ARRESTS OF TERRORIST SUSPECTS

11. A security agency has detained a Turkman leader of the Islamic Movement of Uzbekistan (IMU) in North Waziristan. The man in his late 20s has been detained along with his wife. Both would be deported to their native Turkmenistan, officials told Dawn. Officials said that Abdur Raheem, 28, from Ashgabad had admitted to training militants from the Central Asian Republics including Uzbeks, Khazaks, Turkmen and Tajiks at a training camp run by an IMU offshoot Islamic Jihad Group (IJG). Raheem, who used different names including Qasem and Abdul Kareem, said the training facility had to be relocated frequently due to the security situation and military operations and the last course was conducted at Degan in North Waziristan. “He is an expert at handling explosives”, the official said. The Turkman militant said he had initially trained at Al- Qaeda-operated Al Farooq training camp in Khost in southeastern Afghanistan for three months and later moved to Takkhar in northern Afghanistan to fight alongside the Taliban. According to investigators, Raheem returned to receive further training at Khardhand or Khaldan as the Arabs used to call it and had gone back to Takkhar in 2001 to fight under the command of the IMU leader Late Juma Nimanghani. The IMU leader was killed in an aerial bombing when the US invaded Afghanistan forcing Raheem and scores of other militants drawn largely from the Central Asian Republic of Uzbekistan to flee to the relative safety of Pakistan’s tribal regions. Investigators believe that the group led by Mr Yaldashev comprises largely of fellow Uzbeks, but also includes Khazaks, Turkmen and some Tajiks. Another relatively smaller group called the IJG led by a young Uzbek known as Mansur Sohail is operating in North Waziristan.( DAWN 11-8-06)

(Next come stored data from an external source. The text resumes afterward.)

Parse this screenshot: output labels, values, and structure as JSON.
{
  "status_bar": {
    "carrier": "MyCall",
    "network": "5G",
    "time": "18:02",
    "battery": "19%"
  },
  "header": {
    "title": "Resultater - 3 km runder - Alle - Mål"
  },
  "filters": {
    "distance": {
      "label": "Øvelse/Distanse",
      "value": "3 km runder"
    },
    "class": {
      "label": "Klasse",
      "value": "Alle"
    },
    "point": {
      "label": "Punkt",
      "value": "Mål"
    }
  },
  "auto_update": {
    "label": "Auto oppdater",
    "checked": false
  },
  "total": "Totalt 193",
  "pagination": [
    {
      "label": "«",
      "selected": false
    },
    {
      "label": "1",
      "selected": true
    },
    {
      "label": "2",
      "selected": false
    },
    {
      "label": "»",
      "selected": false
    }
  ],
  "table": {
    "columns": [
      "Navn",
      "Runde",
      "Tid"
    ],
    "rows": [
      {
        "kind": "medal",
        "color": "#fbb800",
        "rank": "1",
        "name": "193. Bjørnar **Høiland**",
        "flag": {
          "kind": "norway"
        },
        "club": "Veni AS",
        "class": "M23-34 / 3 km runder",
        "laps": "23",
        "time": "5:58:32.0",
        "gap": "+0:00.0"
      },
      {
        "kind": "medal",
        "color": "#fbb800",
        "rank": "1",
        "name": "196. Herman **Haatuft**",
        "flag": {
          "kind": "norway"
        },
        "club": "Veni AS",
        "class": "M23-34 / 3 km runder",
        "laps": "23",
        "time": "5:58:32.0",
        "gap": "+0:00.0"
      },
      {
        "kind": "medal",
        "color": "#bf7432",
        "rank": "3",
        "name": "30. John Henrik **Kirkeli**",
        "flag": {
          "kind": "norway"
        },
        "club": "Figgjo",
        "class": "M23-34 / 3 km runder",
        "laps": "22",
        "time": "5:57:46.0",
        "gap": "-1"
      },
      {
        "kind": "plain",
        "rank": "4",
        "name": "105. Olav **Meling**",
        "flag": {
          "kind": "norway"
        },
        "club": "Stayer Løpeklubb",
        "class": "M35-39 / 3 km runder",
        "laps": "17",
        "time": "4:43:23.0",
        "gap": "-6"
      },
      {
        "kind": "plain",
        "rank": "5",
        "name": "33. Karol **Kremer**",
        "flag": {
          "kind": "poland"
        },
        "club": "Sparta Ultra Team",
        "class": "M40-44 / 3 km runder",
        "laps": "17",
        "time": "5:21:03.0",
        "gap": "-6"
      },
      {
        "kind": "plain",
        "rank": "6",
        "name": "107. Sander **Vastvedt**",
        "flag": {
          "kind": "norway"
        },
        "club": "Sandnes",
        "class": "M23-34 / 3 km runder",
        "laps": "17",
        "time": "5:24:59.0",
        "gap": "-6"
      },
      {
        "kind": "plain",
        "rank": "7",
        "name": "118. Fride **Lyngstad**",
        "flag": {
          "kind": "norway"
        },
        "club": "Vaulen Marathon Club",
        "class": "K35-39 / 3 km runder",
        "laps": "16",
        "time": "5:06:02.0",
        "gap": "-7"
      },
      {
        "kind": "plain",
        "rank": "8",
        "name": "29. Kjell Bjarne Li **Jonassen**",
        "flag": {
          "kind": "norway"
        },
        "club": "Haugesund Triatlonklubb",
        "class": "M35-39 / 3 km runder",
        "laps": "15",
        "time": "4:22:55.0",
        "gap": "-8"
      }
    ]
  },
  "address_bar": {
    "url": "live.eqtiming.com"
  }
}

12. Four suspected militants were arrested in Karachi on August 21, 2006, for alleged involvement in terror plots in the country. Two suspected militants, Anwarul Haq and Usman Ghani, were arrested for their alleged involvement in a suicide attack on the US consulate on March 2 that killed US diplomat David Foy, his driver Iftikhar Ahmed, Rangers official Zafar and security guard Hasan Shehzad. Forty-nine other people were injured in the attack. The car used in the bomb attack was packed with explosives and transported from Waziristan to Karachi, sources told Daily Times after the police held a press conference to announce the identity of the suicide attacker and the arrests of the two accomplices. Addressing a press conference, Sindh Inspector General of Police Jehangir Mirza said the suicide bomber had been identified earlier as Raja Mohammed Tahir. Mirza said that the mastermind of the plot, Qari Zafar, was still at large. Police sources said that Anwarul Haq and Usman Ghani told the police during their interrogation that all of them had fought against the coalition forces in Afghanistan. In Afghanistan, the men developed links with Al Qaeda and the Taliban. Qari Zafar of Waziristan led the group and planned the attack. ("Dawn" 23-8-06)

13. Security and intelligence agencies have arrested eight people allegedly involved in the Ayub Park blast and for planting anti-tank rockets at different locations in Islamabad last week. Interior Minister Aftab Ahmed Khan Sherpao told reporters in his office on October 13,2006, that the eight people had been arrested from different areas, including the federal capital. He said a mobile phone connected to one of the recovered rockets had lead to the arrests. The Minister did not mention the names of those arrested and added that preliminary investigations had revealed that the arrested people had links with Al Qaeda and the Lashkar-e-Jhangvi (LJ) and had visited Afghanistan many times. He said law enforcers had also seized a huge cache of ammunition from various locations and added that the Russian 107mm anti-tank rockets found in Islamabad had been used by the Taliban against the International Security Assistant Force (ISAF) in the past.
He said the rockets had been planted to foster unrest and insecurity in Islamabad. He added that banned militant outfits could be involved in these attacks. ("Daily Times" 14-10-06)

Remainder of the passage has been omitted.